A communication charter between the service and local GPs outlined the expectations of both groups so that teams could improve the experience of people who the services. In addition, a new clinical management system (CMS) was developed to help address many of the issues found in the initial review; this has facilitated easier access to records while the nurse is away from base and the centralisation of communication with GPs at 5 bases across the county.

TotalMobile, a technology platform which eliminates paperwork, is key to the system which supports clinicians to work in the most efficient way for them while also providing real-time information about patients at the point of care (often in their own home).

Electronic tablets are supplied to all of our nurses allowing them to manage their entire role including appointments, emails and patient notes. All referrals from GPs are triaged, tracked and monitored through the system, and appointments are booked and changed by our ‘hub’ teams in each locality, where a senior clinician monitors the service throughout the day and is on hand for GPs and nurses by phone. The TotalMobile system can be used in the patient’s home to make notes which are automatically uploaded to the relevant clinical systems, and – where patients have consented – added in to the GP’s patient notes. 

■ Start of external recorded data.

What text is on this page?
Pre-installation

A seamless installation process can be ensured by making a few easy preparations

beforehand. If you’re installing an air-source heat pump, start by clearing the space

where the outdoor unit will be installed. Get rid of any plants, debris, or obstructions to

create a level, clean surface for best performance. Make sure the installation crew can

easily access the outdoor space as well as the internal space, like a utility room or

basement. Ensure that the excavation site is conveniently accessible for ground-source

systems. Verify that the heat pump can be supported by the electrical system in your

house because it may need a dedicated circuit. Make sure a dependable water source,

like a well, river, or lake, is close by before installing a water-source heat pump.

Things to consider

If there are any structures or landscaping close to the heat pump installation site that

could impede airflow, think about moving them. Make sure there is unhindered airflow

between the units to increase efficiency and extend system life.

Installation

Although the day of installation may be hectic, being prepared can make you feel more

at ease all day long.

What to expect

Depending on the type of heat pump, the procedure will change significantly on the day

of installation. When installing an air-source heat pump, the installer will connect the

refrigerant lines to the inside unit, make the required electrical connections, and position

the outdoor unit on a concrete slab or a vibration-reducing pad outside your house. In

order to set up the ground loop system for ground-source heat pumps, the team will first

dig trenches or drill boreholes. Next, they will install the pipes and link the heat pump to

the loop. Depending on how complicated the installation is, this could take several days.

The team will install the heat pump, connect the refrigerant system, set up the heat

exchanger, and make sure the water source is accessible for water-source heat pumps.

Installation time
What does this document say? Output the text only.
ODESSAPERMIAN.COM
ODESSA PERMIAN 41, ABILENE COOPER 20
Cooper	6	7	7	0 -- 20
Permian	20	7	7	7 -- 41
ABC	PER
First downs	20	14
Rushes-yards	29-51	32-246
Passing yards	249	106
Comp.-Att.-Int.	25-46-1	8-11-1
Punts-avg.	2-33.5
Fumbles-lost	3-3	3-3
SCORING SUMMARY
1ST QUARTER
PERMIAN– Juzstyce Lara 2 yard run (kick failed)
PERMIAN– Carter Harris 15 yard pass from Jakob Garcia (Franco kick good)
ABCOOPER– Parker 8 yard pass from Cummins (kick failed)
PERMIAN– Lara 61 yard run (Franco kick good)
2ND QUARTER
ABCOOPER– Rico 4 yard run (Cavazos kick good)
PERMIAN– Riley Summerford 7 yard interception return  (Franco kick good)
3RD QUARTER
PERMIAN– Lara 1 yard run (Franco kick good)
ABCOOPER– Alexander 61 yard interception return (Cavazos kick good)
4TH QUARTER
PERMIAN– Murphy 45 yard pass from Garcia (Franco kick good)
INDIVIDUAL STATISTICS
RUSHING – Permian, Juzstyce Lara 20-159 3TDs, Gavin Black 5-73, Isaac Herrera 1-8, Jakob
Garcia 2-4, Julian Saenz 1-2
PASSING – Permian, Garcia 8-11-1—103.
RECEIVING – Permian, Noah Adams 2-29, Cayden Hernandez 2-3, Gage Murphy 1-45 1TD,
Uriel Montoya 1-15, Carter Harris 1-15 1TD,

The system even works where there’s no mobile signal – an issue in a surprisingly large number of homes – and is approved by NHS Digital for access to the NHS spine, meaning that records can be updated automatically as soon as the device is back in an area with signal without intervention from the nurse.

At the same time as introducing new technology, the CNIP also led to protected lunch break, handover and protected learning time for every nurse in the service, every single day – and a new design for our ‘hubs’, based on the changing needs.

Conclusion

With the introduction of tablet computers and protected handover time for nurses to discuss complex patients, teams found they needed space to collaborate rather than to work alone. So we replaced individual desks facing the wall in our handover rooms for a single, central table.

As a result of the project, there’s been a 30% increase in the face-to-face time our nurses spend with patients, adding around two additional visits per nurse per day. Thanks to the use of central locality hubs, when things change and our patients need to cancel an appointment they have with us they can, thereby cutting down on the number of wasted appointments, and allowing us to make use of the appointment for another, perhaps newly referred, patient.

Virgin Care’s in-house band 5 development programme has allowed our colleagues to have confidence in managing the modern community nursing service we deliver, and successfully deliver the technology which has underpinned our remodelling.

The system has since been rolled out across the whole of the Surrey service, and we’re now rolling out similar technology in our services in Devon where we visit children, parent(s)/carers and families in their own homes to deliver interventions.

As a result of the project, there’s been a 30% increase in the face-to-face time our nurses spend with patients, adding around two additional visits per nurse per day.